A Brief History Of Spousal Speeches At Political Conventions
Melania Trump was in the spotlight at the Republican National Convention last week because parts of her speech sounded a lot like Michelle Obama's 2008 convention address. Later this week, would-be first gentleman Bill Clinton is expected to speak to the Democratic National Convention in Philadelphia. And all of this got us wondering, when did it become so conventional for the spouses of candidates to speak at conventions? NPR's Alexi Horowitz-Ghazi has more.
ALEXI HOROWITZ-GHAZI, BYLINE: 1940 - that's the first time the spouse of a presidential candidate actually made a speech before a party convention.
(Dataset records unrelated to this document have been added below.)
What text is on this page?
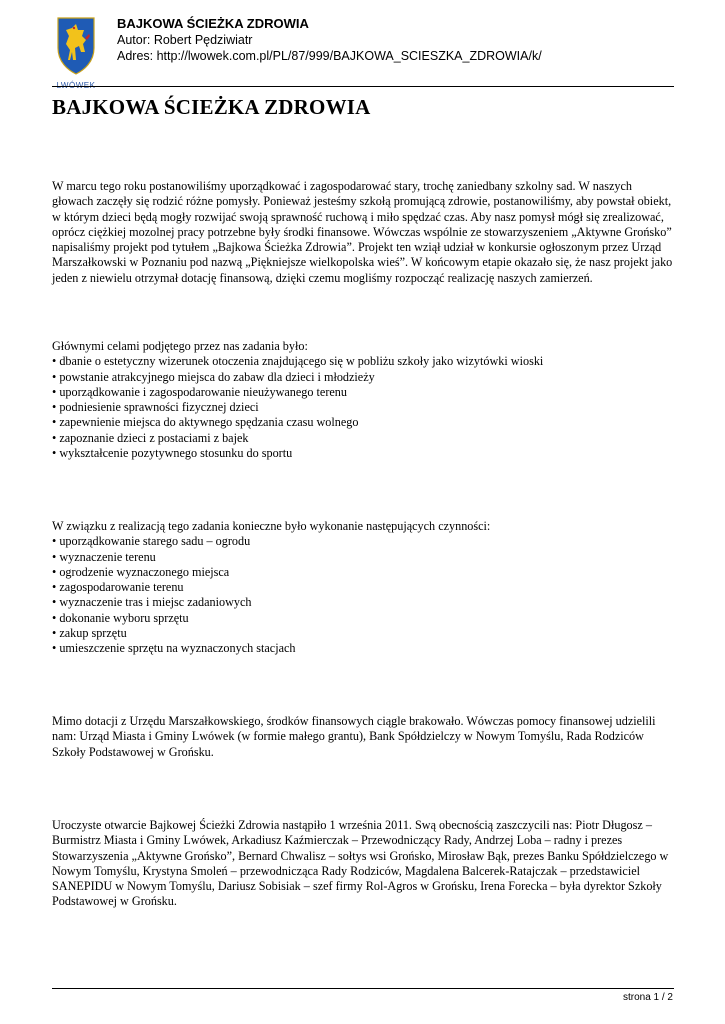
BAJKOWA ŚCIEŻKA ZDROWIA
Autor: Robert Pędziwiatr
Adres: http://lwowek.com.pl/PL/87/999/BAJKOWA_SCIESZKA_ZDROWIA/k/
BAJKOWA ŚCIEŻKA ZDROWIA

W marcu tego roku postanowiliśmy uporządkować i zagospodarować stary, trochę zaniedbany szkolny sad. W naszych głowach zaczęły się rodzić różne pomysły. Ponieważ jesteśmy szkołą promującą zdrowie, postanowiliśmy, aby powstał obiekt, w którym dzieci będą mogły rozwijać swoją sprawność ruchową i miło spędzać czas. Aby nasz pomysł mógł się zrealizować, oprócz ciężkiej mozolnej pracy potrzebne były środki finansowe. Wówczas wspólnie ze stowarzyszeniem „Aktywne Grońsko” napisaliśmy projekt pod tytułem „Bajkowa Ścieżka Zdrowia”. Projekt ten wziął udział w konkursie ogłoszonym przez Urząd Marszałkowski w Poznaniu pod nazwą „Piękniejsze wielkopolska wieś”. W końcowym etapie okazało się, że nasz projekt jako jeden z niewielu otrzymał dotację finansową, dzięki czemu mogliśmy rozpocząć realizację naszych zamierzeń.

Głównymi celami podjętego przez nas zadania było:
• dbanie o estetyczny wizerunek otoczenia znajdującego się w pobliżu szkoły jako wizytówki wioski
• powstanie atrakcyjnego miejsca do zabaw dla dzieci i młodzieży
• uporządkowanie i zagospodarowanie nieużywanego terenu
• podniesienie sprawności fizycznej dzieci
• zapewnienie miejsca do aktywnego spędzania czasu wolnego
• zapoznanie dzieci z postaciami z bajek
• wykształcenie pozytywnego stosunku do sportu
W związku z realizacją tego zadania konieczne było wykonanie następujących czynności:
• uporządkowanie starego sadu – ogrodu
• wyznaczenie terenu
• ogrodzenie wyznaczonego miejsca
• zagospodarowanie terenu
• wyznaczenie tras i miejsc zadaniowych
• dokonanie wyboru sprzętu
• zakup sprzętu
• umieszczenie sprzętu na wyznaczonych stacjach

Mimo dotacji z Urzędu Marszałkowskiego, środków finansowych ciągle brakowało. Wówczas pomocy finansowej udzielili nam: Urząd Miasta i Gminy Lwówek (w formie małego grantu), Bank Spółdzielczy w Nowym Tomyślu, Rada Rodziców Szkoły Podstawowej w Grońsku.

Uroczyste otwarcie Bajkowej Ścieżki Zdrowia nastąpiło 1 września 2011. Swą obecnością zaszczycili nas: Piotr Długosz – Burmistrz Miasta i Gminy Lwówek, Arkadiusz Kaźmierczak – Przewodniczący Rady, Andrzej Loba – radny i prezes Stowarzyszenia „Aktywne Grońsko”, Bernard Chwalisz – sołtys wsi Grońsko, Mirosław Bąk, prezes Banku Spółdzielczego w Nowym Tomyślu, Krystyna Smoleń – przewodnicząca Rady Rodziców, Magdalena Balcerek-Ratajczak – przedstawiciel SANEPIDU w Nowym Tomyślu, Dariusz Sobisiak – szef firmy Rol-Agros w Grońsku, Irena Forecka – była dyrektor Szkoły Podstawowej w Grońsku.

strona 1 / 2
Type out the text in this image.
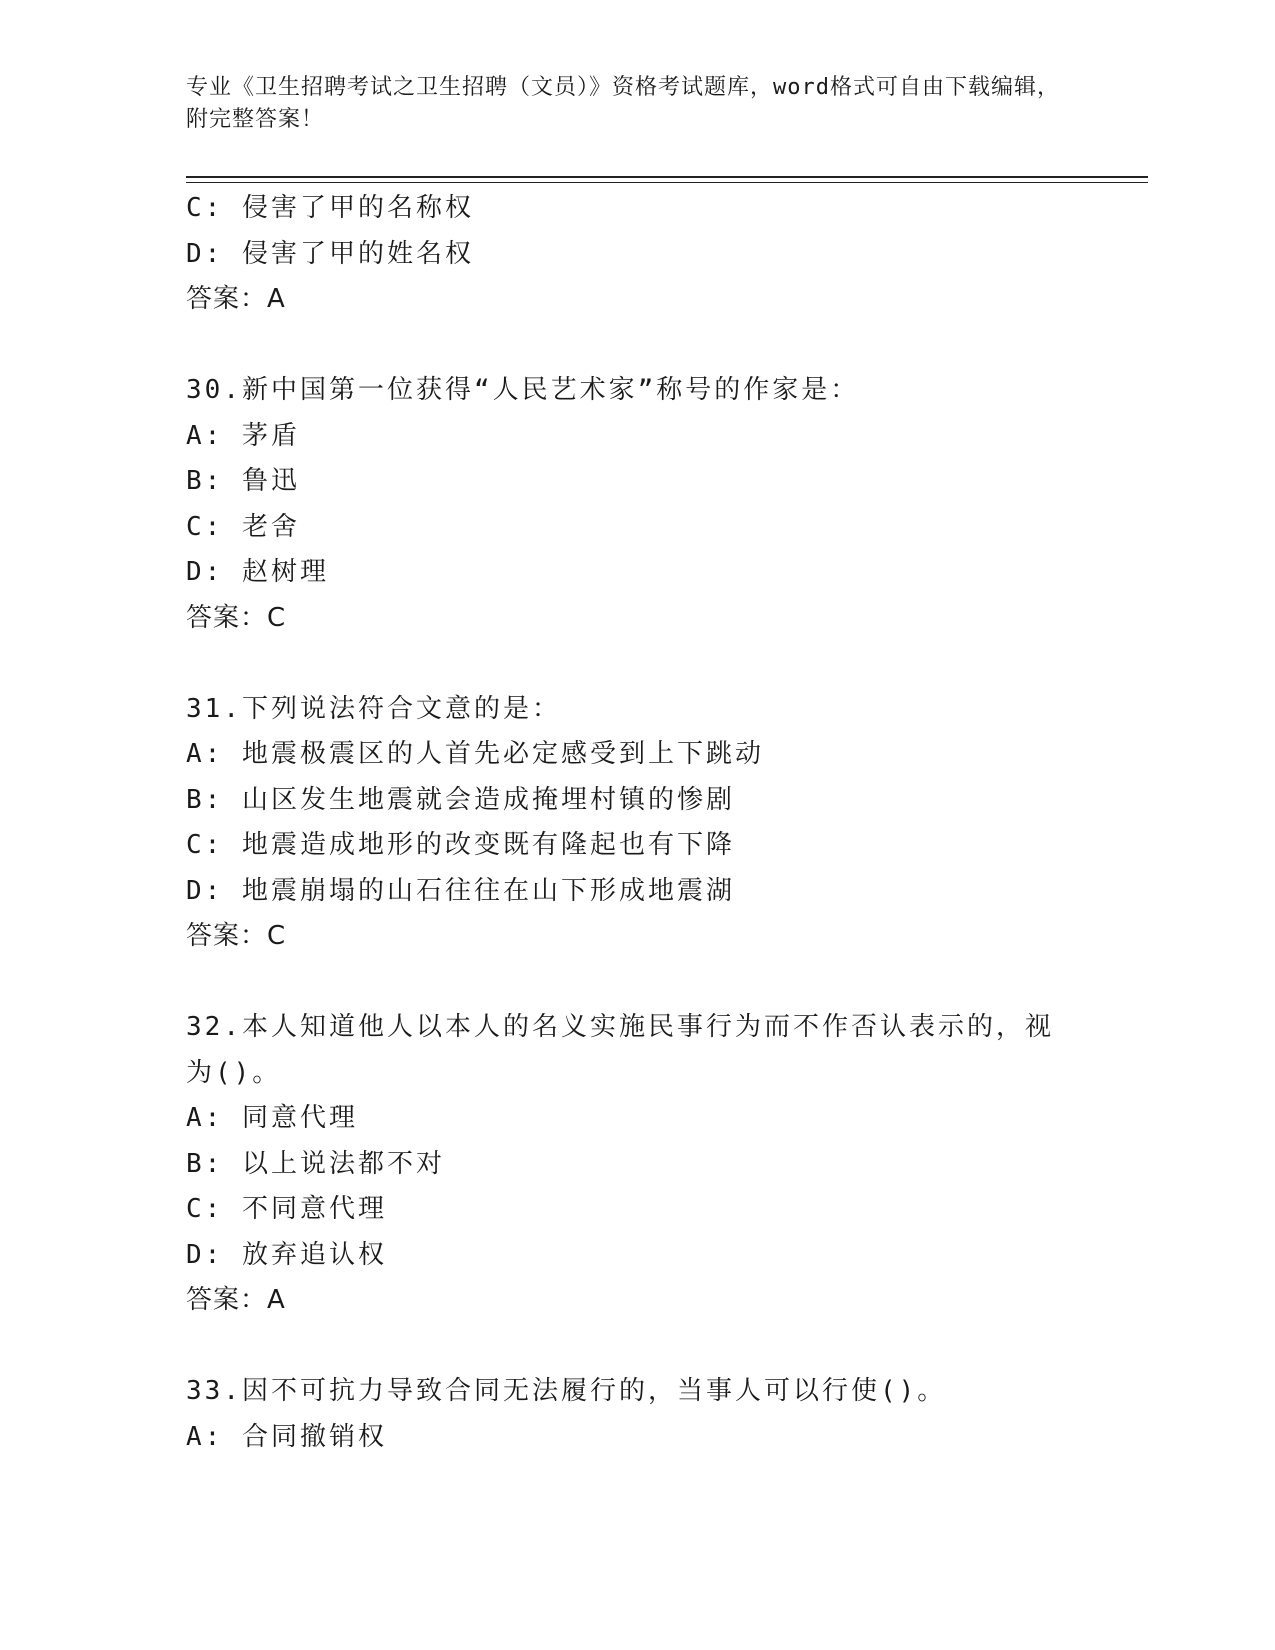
专业《卫生招聘考试之卫生招聘（文员）》资格考试题库，word格式可自由下载编辑，附完整答案！
C: 侵害了甲的名称权
D: 侵害了甲的姓名权
答案：A
30.新中国第一位获得“人民艺术家”称号的作家是：
A: 茅盾
B: 鲁迅
C: 老舍
D: 赵树理
答案：C
31.下列说法符合文意的是：
A: 地震极震区的人首先必定感受到上下跳动
B: 山区发生地震就会造成掩埋村镇的惨剧
C: 地震造成地形的改变既有隆起也有下降
D: 地震崩塌的山石往往在山下形成地震湖
答案：C
32.本人知道他人以本人的名义实施民事行为而不作否认表示的，视为()。
A: 同意代理
B: 以上说法都不对
C: 不同意代理
D: 放弃追认权
答案：A
33.因不可抗力导致合同无法履行的，当事人可以行使()。
A: 合同撤销权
As Carl Sferrazza Anthony, a historian with the National First Ladies' Library, points out, it was an election cycle of unusual circumstances.
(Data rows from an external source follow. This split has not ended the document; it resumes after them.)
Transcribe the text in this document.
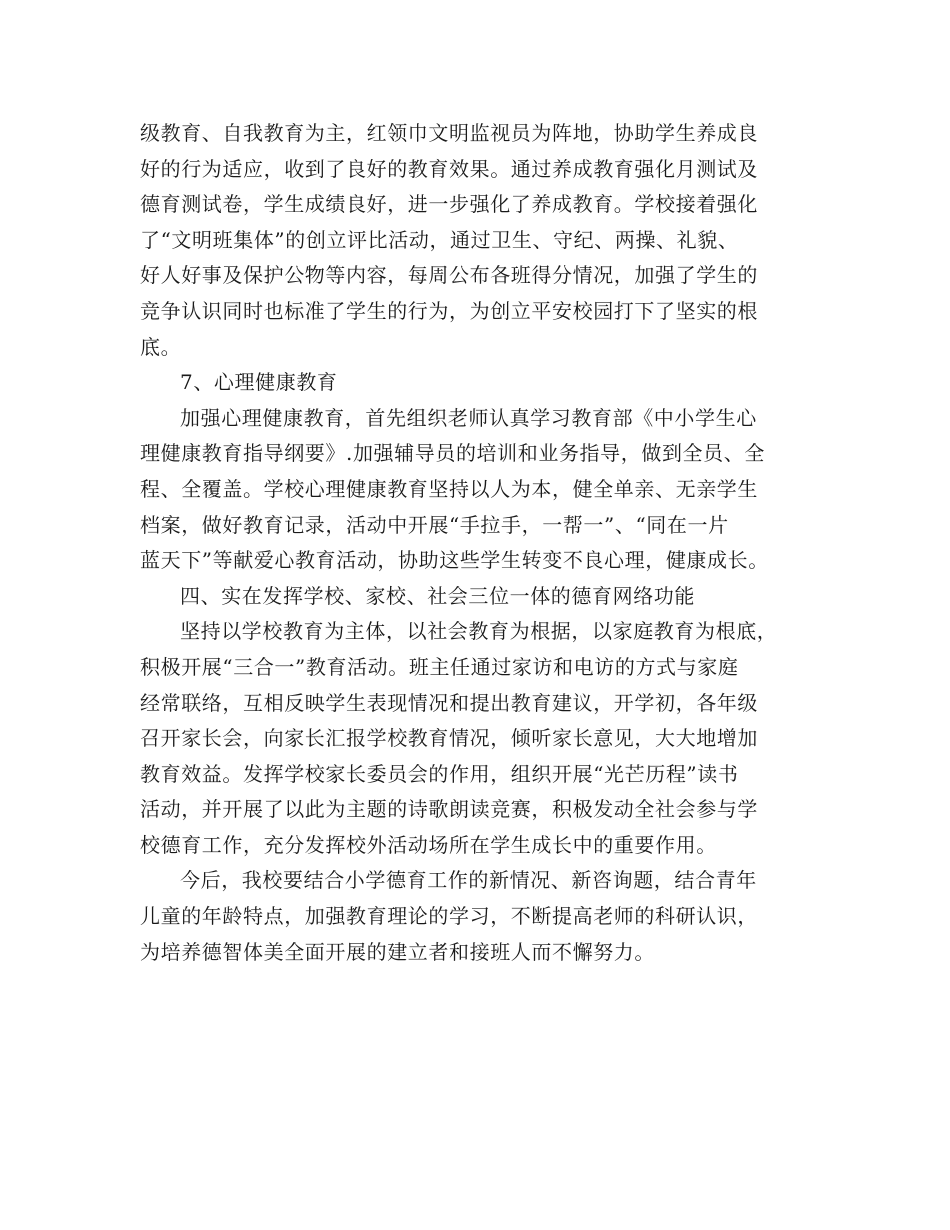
级教育、自我教育为主，红领巾文明监视员为阵地，协助学生养成良
好的行为适应，收到了良好的教育效果。通过养成教育强化月测试及
德育测试卷，学生成绩良好，进一步强化了养成教育。学校接着强化
了“文明班集体”的创立评比活动，通过卫生、守纪、两操、礼貌、
好人好事及保护公物等内容，每周公布各班得分情况，加强了学生的
竞争认识同时也标准了学生的行为，为创立平安校园打下了坚实的根
底。

7、心理健康教育

加强心理健康教育，首先组织老师认真学习教育部《中小学生心
理健康教育指导纲要》.加强辅导员的培训和业务指导，做到全员、全
程、全覆盖。学校心理健康教育坚持以人为本，健全单亲、无亲学生
档案，做好教育记录，活动中开展“手拉手，一帮一”、“同在一片
蓝天下”等献爱心教育活动，协助这些学生转变不良心理，健康成长。

四、实在发挥学校、家校、社会三位一体的德育网络功能

坚持以学校教育为主体，以社会教育为根据，以家庭教育为根底，
积极开展“三合一”教育活动。班主任通过家访和电访的方式与家庭
经常联络，互相反映学生表现情况和提出教育建议，开学初，各年级
召开家长会，向家长汇报学校教育情况，倾听家长意见，大大地增加
教育效益。发挥学校家长委员会的作用，组织开展“光芒历程”读书
活动，并开展了以此为主题的诗歌朗读竞赛，积极发动全社会参与学
校德育工作，充分发挥校外活动场所在学生成长中的重要作用。

今后，我校要结合小学德育工作的新情况、新咨询题，结合青年
儿童的年龄特点，加强教育理论的学习，不断提高老师的科研认识，
为培养德智体美全面开展的建立者和接班人而不懈努力。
CARL SFERRAZZA ANTHONY: Incumbent President Franklin D. Roosevelt is stirring up enormous controversy because he is seeking an unprecedented third term.
HOROWITZ-GHAZI: So he calls his politically-savvy first lady, Eleanor Roosevelt, who's on vacation in upstate New York and asks her to go to the Democratic convention to help sway the delegates.
ANTHONY: She puts down her knitting, goes on a plane, even takes control of the plane for a while - something she'd always wanted to do - lands in Chicago with one sheet of notes, gets up to the podium and tells them that this is no ordinary time - a reference to the growing threat of fascism in Europe - and tells them they must pull together.